Thankfully all the dogs recovered and were soon available for adoption. The puppies found their forever families quickly, but no one knew how long it might take to find a home for the bonded moms. “Bonded pairs typically take longer to find homes,” says Adrienne McBride, the BC SPCA’s senior director, community animal centres. “Guardians must be prepared to take on the costs and the responsibilities of two animals instead of one, which can be a lot to ask. The good news is that bonded animals do really well in new homes because they have the comfort and security of a companion to ease the transition.”
In the best of all possible news, Goldie and Honey found their forever together home late in December and are enjoying the New Year being spoiled by their new mom!
“Goldie and Honey aren’t my first bonded pair of dogs,” says Michelle. She said goodbye to Pearl in 2022 at the age of 15 and Blue passed in October just shy of her 17th birthday. She adopted the bonded pair from the BC SPCA’s Vancouver community animal centre when they were nine years old. “After Pearl died, I knew I would have another bonded pair of dogs in my life, it was just a matter of finding them, says Michelle. “My home just felt so empty.” Michelle found Goldie and Honey on the BC SPCA’s adoption page when she used the website’s “More Filters” function to search specifically for bonded pairs.
Michelle submitted her application and was soon taking a ferry to the BC SPCA’s Victoria community animal centre to meet them. “When I went into their kennel, they both came up and sat on top of me,” says Michelle. “There was no question they were coming home with me.” Once they were in Michelle’s home, they got comfortable quickly. “The first night they were here, I looked over at Goldie and she was fast asleep on the couch on her back with her belly exposed. It took them a whole five days before they were sleeping with me on my bed,” she says. Michelle adds that she believes in sharing her whole home with her dogs. “They can be anywhere they want to be – this is their home as much as mine.” Couches, beds, mats, blankets are all at their disposal.
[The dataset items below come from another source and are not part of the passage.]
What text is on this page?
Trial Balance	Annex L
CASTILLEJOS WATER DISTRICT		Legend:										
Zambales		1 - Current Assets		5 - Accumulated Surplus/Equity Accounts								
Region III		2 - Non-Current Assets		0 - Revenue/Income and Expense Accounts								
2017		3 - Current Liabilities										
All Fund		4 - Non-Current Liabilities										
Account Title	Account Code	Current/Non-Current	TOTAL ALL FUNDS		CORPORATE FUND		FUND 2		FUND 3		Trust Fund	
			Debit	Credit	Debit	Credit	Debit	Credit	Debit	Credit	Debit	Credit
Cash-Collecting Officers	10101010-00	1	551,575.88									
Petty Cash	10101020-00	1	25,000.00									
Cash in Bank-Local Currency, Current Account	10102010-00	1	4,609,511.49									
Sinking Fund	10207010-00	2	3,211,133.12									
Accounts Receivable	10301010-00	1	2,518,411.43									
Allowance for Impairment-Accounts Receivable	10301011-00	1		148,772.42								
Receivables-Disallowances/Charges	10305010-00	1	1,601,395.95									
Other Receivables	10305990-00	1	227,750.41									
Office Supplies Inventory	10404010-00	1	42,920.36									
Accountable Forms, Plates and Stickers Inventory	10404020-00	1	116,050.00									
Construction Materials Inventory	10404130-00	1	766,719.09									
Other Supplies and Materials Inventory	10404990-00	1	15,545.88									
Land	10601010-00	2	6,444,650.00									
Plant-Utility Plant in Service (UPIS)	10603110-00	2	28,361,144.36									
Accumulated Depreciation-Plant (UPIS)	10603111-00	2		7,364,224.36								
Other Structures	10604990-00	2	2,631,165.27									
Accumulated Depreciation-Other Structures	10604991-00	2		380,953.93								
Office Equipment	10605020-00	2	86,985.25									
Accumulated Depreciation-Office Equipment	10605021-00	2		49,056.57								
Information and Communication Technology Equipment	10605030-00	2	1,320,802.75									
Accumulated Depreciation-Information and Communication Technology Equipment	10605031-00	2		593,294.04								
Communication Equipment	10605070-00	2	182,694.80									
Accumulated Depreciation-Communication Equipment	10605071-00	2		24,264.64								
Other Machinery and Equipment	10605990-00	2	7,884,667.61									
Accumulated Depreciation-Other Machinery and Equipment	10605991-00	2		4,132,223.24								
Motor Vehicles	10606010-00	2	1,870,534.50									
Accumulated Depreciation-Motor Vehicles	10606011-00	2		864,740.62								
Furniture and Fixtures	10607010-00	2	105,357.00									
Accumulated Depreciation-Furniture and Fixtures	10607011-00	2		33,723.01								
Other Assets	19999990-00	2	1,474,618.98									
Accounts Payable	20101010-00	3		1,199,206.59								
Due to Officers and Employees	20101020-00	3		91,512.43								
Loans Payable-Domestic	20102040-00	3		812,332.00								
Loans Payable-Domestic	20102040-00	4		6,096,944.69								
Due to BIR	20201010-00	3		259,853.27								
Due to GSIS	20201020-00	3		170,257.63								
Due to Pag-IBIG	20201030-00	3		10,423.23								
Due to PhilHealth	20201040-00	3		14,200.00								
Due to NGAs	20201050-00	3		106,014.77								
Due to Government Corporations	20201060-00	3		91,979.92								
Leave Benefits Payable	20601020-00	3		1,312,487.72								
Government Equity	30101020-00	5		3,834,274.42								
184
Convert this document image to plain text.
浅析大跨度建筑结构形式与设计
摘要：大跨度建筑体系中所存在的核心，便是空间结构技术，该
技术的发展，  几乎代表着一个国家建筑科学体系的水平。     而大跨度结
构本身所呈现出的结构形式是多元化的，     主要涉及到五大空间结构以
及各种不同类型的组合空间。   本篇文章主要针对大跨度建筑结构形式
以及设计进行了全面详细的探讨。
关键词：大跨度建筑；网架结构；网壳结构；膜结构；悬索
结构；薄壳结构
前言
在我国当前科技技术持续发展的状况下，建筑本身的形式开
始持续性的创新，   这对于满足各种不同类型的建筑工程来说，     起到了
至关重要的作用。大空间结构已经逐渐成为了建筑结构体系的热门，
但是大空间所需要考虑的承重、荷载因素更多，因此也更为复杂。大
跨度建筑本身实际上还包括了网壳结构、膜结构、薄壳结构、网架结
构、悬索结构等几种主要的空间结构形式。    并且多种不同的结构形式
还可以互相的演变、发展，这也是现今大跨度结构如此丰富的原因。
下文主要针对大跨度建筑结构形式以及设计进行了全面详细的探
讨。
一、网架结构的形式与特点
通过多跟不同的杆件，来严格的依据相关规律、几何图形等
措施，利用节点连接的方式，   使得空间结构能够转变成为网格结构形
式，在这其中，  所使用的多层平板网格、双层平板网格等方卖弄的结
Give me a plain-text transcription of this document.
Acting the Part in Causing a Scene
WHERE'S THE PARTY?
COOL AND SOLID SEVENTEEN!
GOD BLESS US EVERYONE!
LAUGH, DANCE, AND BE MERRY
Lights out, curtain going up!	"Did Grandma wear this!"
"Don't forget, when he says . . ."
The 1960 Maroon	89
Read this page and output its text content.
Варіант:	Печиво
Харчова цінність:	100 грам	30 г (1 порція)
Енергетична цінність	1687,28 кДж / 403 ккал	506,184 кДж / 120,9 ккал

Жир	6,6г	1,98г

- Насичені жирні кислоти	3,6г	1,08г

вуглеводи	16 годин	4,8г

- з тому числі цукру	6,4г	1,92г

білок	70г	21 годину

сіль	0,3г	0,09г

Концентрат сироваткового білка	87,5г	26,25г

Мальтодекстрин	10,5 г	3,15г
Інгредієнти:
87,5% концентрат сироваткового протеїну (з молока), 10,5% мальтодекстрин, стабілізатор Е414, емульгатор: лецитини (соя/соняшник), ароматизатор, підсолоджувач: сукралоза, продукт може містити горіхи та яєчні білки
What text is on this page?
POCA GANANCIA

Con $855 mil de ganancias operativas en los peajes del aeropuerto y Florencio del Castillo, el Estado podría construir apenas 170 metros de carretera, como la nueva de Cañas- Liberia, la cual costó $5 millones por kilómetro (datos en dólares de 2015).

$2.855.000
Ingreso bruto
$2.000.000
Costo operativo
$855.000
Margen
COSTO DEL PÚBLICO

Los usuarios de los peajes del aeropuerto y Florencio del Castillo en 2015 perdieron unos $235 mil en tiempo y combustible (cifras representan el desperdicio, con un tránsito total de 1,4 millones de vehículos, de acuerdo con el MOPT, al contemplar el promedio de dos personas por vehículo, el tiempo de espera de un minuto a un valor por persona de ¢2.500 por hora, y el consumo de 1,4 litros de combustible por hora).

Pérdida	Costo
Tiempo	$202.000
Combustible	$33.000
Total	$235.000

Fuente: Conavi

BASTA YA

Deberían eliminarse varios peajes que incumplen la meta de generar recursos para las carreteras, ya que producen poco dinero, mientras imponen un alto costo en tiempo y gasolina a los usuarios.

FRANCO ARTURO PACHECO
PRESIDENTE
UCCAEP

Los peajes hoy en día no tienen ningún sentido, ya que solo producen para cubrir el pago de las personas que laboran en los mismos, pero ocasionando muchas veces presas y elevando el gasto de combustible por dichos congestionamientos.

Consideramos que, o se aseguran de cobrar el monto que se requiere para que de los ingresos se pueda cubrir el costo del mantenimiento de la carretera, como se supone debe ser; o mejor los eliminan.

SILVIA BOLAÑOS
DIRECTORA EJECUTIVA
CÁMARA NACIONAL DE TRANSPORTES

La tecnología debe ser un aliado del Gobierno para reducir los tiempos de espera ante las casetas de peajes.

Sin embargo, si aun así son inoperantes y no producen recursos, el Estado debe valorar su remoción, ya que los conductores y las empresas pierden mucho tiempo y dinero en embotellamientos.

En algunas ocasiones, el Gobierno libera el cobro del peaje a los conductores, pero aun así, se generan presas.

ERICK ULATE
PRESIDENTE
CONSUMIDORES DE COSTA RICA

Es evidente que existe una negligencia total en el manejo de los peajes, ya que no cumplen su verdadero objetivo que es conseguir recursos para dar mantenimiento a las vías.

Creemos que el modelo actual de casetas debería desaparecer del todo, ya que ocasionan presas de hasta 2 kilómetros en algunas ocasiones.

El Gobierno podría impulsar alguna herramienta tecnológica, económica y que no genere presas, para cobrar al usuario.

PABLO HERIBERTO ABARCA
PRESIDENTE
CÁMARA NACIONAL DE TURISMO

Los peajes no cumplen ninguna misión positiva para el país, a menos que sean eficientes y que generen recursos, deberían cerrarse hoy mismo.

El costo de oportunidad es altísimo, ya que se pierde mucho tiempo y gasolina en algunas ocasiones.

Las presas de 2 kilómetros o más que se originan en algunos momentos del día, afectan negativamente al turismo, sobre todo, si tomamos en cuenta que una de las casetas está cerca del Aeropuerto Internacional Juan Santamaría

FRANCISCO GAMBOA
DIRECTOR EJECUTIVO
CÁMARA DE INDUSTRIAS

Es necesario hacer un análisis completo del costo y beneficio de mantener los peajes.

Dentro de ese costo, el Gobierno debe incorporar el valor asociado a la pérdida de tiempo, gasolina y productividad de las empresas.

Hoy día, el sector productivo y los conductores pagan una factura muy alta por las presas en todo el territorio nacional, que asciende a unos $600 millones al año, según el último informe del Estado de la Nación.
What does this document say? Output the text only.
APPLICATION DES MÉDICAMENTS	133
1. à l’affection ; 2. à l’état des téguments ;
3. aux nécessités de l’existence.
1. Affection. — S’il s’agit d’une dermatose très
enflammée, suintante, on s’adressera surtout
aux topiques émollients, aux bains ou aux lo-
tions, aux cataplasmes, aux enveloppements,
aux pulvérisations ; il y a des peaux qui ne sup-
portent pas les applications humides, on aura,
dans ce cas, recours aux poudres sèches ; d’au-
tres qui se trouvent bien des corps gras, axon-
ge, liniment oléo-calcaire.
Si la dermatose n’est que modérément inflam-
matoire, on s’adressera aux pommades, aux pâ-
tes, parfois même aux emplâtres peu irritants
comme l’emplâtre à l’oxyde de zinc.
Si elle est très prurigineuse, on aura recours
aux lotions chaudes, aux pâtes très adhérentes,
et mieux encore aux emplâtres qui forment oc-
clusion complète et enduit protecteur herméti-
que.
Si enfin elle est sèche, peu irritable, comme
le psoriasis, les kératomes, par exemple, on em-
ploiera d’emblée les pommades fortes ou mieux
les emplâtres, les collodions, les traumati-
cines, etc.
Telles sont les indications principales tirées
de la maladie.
Goldie and Honey will be living their best lives when Michelle takes them camping in the interior this summer. “These dogs are my family,” she says. “My life is just so much richer with them in it.” Michelle adds that people may think it is too much work to adopt a bonded pair of animals, but she completely disagrees. “I have had two dogs constantly since the year 2000. Sure, there is twice as much food to buy and poop to clean up but there is also twice as much love.”